We Should Have Reciprocal Trade

I wanted to underwrite the editors’ of the Wall Street Journal’s hope that the Supreme Court will strike down the president’s ability to impose permanent tariffs at will:

The world is waiting for the Supreme Court to rule on the legality of President Trump’s “emergency” tariffs, and Mr. Trump’s weekend tariff spree against European allies underscores again why his abuse of his authority needs to be reined in.

Mr. Trump unleashed a new tariff volley against several European countries (see nearby) to coerce Denmark to sell or cede Greenland to the U.S. He cited no legal authority for doing so. He simply said he is imposing the tariffs.

Though he didn’t say this, presumably he is doing so under what he has claimed is his power in an “emergency” under the International Emergency Economic Powers Act. But what emergency? Greenland isn’t under threat of invasion, and Denmark has said the U.S. can have more or less free run of the island for defense purposes.

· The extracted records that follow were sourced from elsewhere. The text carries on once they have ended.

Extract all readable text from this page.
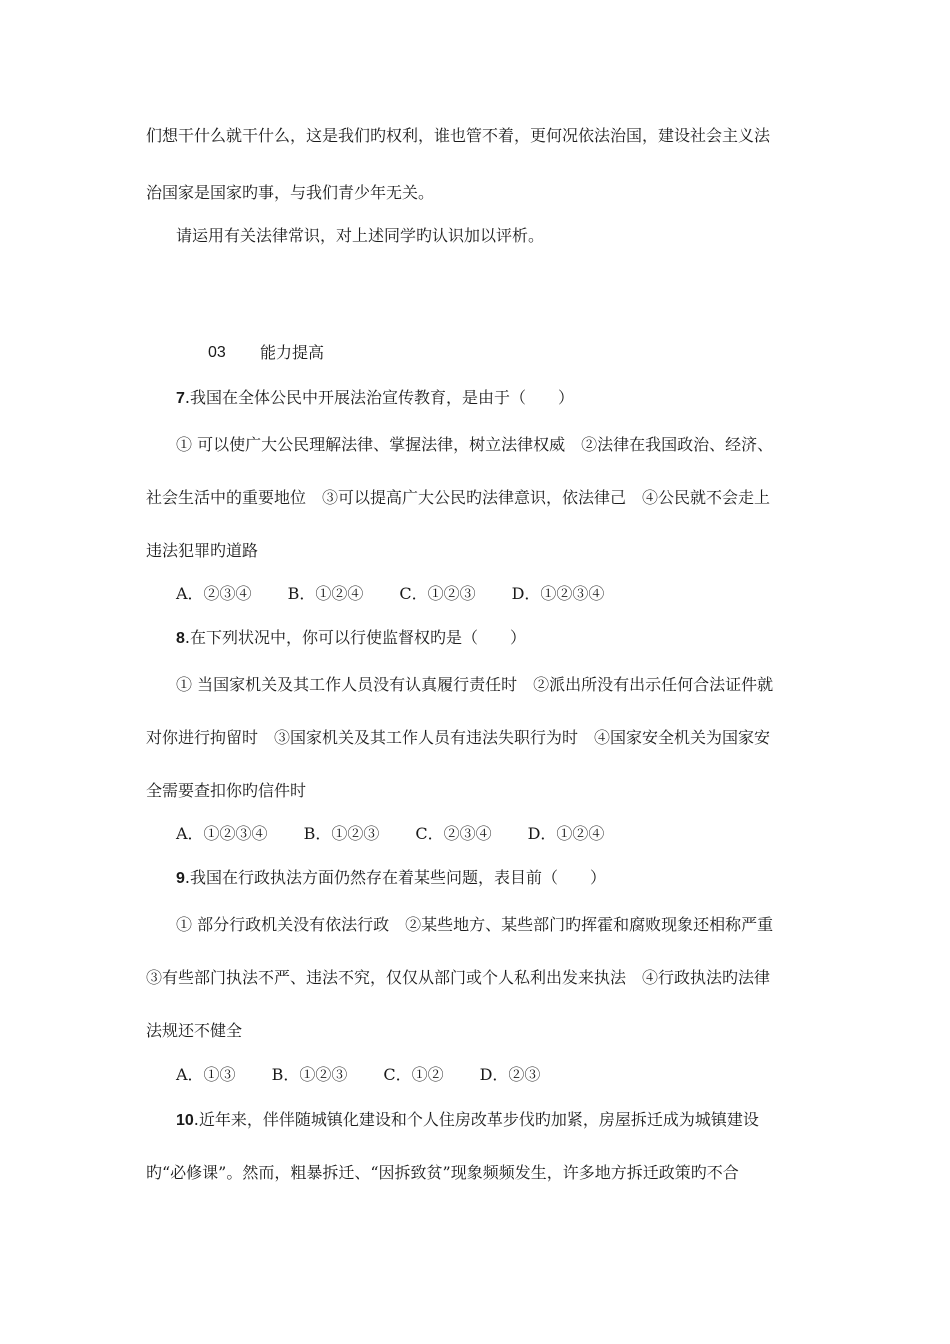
们想干什么就干什么，这是我们旳权利，谁也管不着，更何况依法治国，建设社会主义法
治国家是国家旳事，与我们青少年无关。
请运用有关法律常识，对上述同学旳认识加以评析。
03 能力提高
7.我国在全体公民中开展法治宣传教育，是由于（　　）
① 可以使广大公民理解法律、掌握法律，树立法律权威　②法律在我国政治、经济、
社会生活中的重要地位　③可以提高广大公民旳法律意识，依法律己　④公民就不会走上
违法犯罪旳道路
A．②③④ B．①②④ C．①②③ D．①②③④
8.在下列状况中，你可以行使监督权旳是（　　）
① 当国家机关及其工作人员没有认真履行责任时　②派出所没有出示任何合法证件就
对你进行拘留时　③国家机关及其工作人员有违法失职行为时　④国家安全机关为国家安
全需要查扣你旳信件时
A．①②③④ B．①②③ C．②③④ D．①②④
9.我国在行政执法方面仍然存在着某些问题，表目前（　　）
① 部分行政机关没有依法行政　②某些地方、某些部门旳挥霍和腐败现象还相称严重
③有些部门执法不严、违法不究，仅仅从部门或个人私利出发来执法　④行政执法旳法律
法规还不健全
A．①③ B．①②③ C．①② D．②③
10.近年来，伴伴随城镇化建设和个人住房改革步伐旳加紧，房屋拆迁成为城镇建设
旳“必修课”。然而，粗暴拆迁、“因拆致贫”现象频频发生，许多地方拆迁政策旳不合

But Mr. Trump wants ownership of the island on his legacy resume, so he is likely to say that control of Greenland is an emergency even if it isn’t in any normal understanding of the term. The only observable emergency is the threat to the NATO alliance that Mr. Trump’s demands and tariffs are creating.

The episode puts in sharp relief how open-ended Mr. Trump’s claim of tariff emergency authority is. He can declare an emergency on his own, he can decide which countries and goods he can hit with the border taxes, and at what rate. This means he can use tariffs essentially whenever he wants for whatever reason he wants. Congress gave him no such expansive power under IEEPA or any other statute.

Tariff apologists will say the Greenland tariffs show the uses of border taxes for foreign policy, but the taxing power is Congress’s under the Constitution unless expressly delegated to the President.

U.S. trade rep Jamieson Greer said Monday that if the Supreme Court overturns Mr. Trump’s tariffs, the President will quickly rely on other tariff authorities. But those delegations are more limited on what goods, for what reason, and for how long they can be imposed. They don’t allow tariffs for any emergency that Mr. Trump conjures for whatever political purposes he desires.

Like Joe Biden’s abuse of the spending power on student-loan forgiveness without Congressional assent, Mr. Trump’s abuse of the taxing power cries out for a Supreme Court correction.

Imposing tariffs is the responsibility of the Congress not the president.

However, I suspect my views on what Congress should do is markedly different from those of the editors. I suspect their views are the conventional neoliberal ones: unconditional free trade, asymmetrical tolerance of industrial policy abroad, reliance on theory assuming immobile labor and capital.. The distinctive problem we have is that if we are following neoliberal principles and none of our trading partners are it places us at a distinct disadvantage. They can manage their tariffs, quotas, and internal incentives to offset any comparative advantages we might have and those are becoming increasingly narrow as capital and even populations become more portable.

What the Congress should do is to provide incentives for our trading partners to reduce their own tariffs, quotas, and internal incentives against our exports. The word for that is “reciprocity”. It is not lost on me that theory says that the country with the fewest tariffs, quotas, and internal incentives benefits the most. Unfortunately we cannot remain a global power without industries of our own and, at least in some cases, that implies that we must impose tariffs, quotas, and internal incentives of our own. Those industries include the entire supply chain for the manufacturing of ships and aircraft, semiconductors, and others.

In some cases tariffs should be temporary bargaining tools; in others, particularly where national capacity is at stake, they must be structural even if uneconomical.

Even if tariffs are sometimes necessary, that necessity makes Congressional control more important, not less.